Building Systems That Scale: St. John’s Denver

The work Farhat has done at St. John’s Lutheran Church and School in Denver is, among other things, a systems-building exercise. He joined in 2018 as campus pastor of the Wash Park site. When the lead pastor departed in 2021, he stepped into the lead role and began shaping a ministry operating at genuine scale.

A congregation that reaches more than 500,000 people with the Gospel annually and maintains active mission partnerships in 10 countries is not managed through intuition. It requires structures — for communication, for volunteer deployment, for pastoral care across multiple sites, for financial stewardship, for international coordination. The leader of such an organization needs to be able to think in systems while remaining present to individual people.

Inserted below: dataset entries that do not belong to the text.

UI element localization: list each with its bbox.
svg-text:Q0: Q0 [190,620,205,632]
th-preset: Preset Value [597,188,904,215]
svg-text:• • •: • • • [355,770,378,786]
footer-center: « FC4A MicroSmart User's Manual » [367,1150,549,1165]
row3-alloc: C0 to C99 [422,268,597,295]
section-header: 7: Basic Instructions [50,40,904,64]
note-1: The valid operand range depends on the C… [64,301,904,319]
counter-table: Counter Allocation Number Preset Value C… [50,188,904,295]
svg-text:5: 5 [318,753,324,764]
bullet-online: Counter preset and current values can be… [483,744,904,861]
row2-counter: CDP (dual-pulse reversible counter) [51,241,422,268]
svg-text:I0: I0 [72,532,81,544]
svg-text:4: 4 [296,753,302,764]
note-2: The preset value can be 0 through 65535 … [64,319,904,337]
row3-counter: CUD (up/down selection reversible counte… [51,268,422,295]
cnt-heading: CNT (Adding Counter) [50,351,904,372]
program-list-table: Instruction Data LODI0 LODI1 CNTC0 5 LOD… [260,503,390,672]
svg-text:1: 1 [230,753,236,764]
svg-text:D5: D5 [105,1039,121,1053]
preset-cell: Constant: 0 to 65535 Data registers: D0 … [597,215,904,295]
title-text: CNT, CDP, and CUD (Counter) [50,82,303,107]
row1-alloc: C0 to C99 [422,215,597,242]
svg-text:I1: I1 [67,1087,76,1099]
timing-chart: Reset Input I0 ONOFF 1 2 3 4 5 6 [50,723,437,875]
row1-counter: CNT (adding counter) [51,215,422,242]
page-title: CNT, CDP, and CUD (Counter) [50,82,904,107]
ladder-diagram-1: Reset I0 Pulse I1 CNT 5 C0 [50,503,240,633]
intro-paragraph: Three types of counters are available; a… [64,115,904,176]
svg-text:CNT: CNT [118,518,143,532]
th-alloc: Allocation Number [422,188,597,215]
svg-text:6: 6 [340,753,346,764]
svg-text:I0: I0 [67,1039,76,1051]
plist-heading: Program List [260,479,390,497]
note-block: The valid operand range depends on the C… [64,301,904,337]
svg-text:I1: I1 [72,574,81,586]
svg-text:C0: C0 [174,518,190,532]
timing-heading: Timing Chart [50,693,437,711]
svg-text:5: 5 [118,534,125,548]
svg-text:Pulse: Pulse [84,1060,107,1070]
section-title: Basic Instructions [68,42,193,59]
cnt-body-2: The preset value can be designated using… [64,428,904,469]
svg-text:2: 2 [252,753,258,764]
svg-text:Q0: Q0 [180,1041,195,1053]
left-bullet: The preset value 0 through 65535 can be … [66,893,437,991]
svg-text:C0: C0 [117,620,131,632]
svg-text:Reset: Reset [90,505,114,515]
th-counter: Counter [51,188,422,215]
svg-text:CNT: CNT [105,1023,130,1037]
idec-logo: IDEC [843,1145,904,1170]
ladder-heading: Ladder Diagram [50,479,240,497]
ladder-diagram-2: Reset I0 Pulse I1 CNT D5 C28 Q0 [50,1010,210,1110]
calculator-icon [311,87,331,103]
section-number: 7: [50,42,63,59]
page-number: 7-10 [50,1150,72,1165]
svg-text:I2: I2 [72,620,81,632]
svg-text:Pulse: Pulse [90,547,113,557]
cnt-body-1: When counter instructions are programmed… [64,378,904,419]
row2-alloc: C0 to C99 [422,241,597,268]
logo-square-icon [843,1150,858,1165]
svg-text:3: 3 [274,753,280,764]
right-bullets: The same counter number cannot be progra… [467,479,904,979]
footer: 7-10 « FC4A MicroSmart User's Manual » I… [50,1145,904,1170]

That combination is not common. It is, however, what Farhat’s unusual formation — immigrant household, athletic discipline, engineering training, Navy service, seminary scholarship — produced.


What Unconventional Paths Produce

There is a temptation, in institutional contexts, to treat unconventional backgrounds as liabilities to be overcome. The engineer who becomes a pastor is assumed to lack pastoral softness. The athlete who becomes a theologian is assumed to lack intellectual depth. Farhat’s career is a sustained argument against those assumptions.

The precision he developed at the University of Washington informs how he diagnoses organizational problems. The accountability he absorbed working for the Navy shapes how he leads under pressure. The theological rigor he built at Concordia grounds everything he preaches. And the personal journey — from the aimlessness of his late teens to a conversion built on evidence rather than emotion — gives him a credibility with people in transition that no curriculum could manufacture.

Leadership formed across multiple disciplines, tested across multiple contexts, and grounded in convictions that have held up under scrutiny: that is not a detour from pastoral ministry. It is, for Farhat, the direct path to it.


About Andrew Farhat

Andrew Farhat is the lead pastor of St. John’s Lutheran Church and School in Denver, Colorado, a multisite congregation that reaches more than 500,000 people with the Gospel annually and maintains mission partnerships in 10 countries. He holds a Master of Divinity from Concordia Seminary in St. Louis and a bachelor’s degree in electrical engineering from the University of Washington. Farhat co-hosted the Transformed podcast with his wife, Daisy, and is developing a new short-form biblical encouragement podcast for launch in 2026. He lives in Denver with his wife and their four children.